I am a software engineer in 3d graphics by day so please bear with any obvious mistakes. I am looking for a project that I can use my software knowledge with in hardware and am thinking of creating a frame buffer and lcd to display it. I have looked around and think I can accomplish it with this fpga:
https://xess.com/prods/prod048.php
And this LCD:
http://www.sparkfun.com/products/8335
I think they have:
480 x 272 = 130560 pixels on the screen
130560 x 24-bit = 3133440 bits for the frame buffer
67108864 bits of sdram to store the frame buffer
So I think I'm ok there. And I think can run the fpga at 9 MHz (that the lcd needs) because it has "digital clock managers" to change from 12 MHz. Which I believe I will need 3133440 Hz to write the entire buffer. I think I can also get input from the usb for writing the pixel colours to the buffer.
The fpga can output either 5, 3.3 or 1.2 v for logic, but the lcd requires 2.5v however in the manual it says "0 ~ +4.5"… So could I use the fpga logic voltage directly?

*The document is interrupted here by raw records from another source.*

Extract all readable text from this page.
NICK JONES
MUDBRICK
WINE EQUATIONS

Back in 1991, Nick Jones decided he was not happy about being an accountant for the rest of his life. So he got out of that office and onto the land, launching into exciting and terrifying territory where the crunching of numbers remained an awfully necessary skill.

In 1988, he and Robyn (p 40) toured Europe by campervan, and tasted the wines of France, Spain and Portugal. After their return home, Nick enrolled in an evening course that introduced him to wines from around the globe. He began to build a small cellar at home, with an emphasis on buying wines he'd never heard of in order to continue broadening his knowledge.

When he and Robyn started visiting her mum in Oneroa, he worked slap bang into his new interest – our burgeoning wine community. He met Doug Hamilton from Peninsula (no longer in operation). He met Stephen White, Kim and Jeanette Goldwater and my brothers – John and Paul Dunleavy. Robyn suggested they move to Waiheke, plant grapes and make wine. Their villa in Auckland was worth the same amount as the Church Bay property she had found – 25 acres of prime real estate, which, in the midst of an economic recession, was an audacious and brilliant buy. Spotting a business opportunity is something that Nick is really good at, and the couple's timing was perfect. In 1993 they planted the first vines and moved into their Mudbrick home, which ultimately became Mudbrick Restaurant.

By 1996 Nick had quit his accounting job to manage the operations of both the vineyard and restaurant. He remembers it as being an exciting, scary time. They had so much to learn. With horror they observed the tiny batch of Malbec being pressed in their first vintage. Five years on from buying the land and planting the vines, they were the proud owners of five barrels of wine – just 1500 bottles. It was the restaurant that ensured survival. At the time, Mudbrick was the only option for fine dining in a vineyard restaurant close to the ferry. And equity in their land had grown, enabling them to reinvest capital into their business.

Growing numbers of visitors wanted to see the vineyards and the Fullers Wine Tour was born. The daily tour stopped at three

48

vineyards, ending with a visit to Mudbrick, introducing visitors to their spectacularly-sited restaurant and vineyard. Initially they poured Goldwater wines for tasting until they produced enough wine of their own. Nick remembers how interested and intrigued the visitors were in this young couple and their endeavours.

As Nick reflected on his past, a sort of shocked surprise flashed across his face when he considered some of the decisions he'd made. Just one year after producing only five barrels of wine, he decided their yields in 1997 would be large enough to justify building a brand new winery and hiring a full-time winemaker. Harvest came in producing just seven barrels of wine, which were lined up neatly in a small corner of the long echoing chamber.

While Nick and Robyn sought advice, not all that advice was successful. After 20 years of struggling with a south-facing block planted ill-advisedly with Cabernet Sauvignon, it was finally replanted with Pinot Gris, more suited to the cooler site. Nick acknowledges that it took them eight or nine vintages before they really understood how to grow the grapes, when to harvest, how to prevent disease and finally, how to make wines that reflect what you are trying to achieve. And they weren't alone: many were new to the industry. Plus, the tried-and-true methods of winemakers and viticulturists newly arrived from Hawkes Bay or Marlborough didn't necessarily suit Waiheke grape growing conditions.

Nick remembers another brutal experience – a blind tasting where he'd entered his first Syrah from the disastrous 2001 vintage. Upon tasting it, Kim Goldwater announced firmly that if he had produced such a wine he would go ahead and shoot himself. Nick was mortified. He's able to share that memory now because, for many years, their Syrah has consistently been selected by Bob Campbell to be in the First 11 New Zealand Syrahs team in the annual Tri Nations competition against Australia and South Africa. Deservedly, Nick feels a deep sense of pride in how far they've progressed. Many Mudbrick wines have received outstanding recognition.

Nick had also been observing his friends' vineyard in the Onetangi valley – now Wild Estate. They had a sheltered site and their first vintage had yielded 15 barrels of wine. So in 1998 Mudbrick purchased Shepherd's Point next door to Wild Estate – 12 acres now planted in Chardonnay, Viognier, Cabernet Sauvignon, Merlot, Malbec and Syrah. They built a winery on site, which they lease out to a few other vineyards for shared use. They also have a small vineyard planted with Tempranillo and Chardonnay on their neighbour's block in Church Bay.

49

I am learning as I am doing this so I am going to make a lot of mistakes, but is there anything obvious I am missing or am I good to get our my breadboard and have some fun?
Thank-you
Best Answer
If you got a board which had a VGA connector (or rigged one up, with some resistors) you might find it simpler to start by driving an LCD with that interface, and then work up to a bare one.
Block memory inside an FPGA tends to be easier to work with than SDRAM, and is dual port which simplifies access, but of course it's more limited. Still, it could be worthwhile to start that way and then add the SDRAM complexity. A higher gate count FPGA would typically have more block ram, too.
Of course you can start by drawing some bars on the screen just using a state machine or counter without any frame buffer at all.
An oscilloscope would be a huge help.
Many LCDs actually aren't that picky about frequency, so while you can use the clock generators to get it just right, you may not need to.
An issue not to overlook is the practical task of securely cabling the LCD to the FPGA board - with 24 bit color there's a bit of work there unless you really luck out and you can just plug one into the other.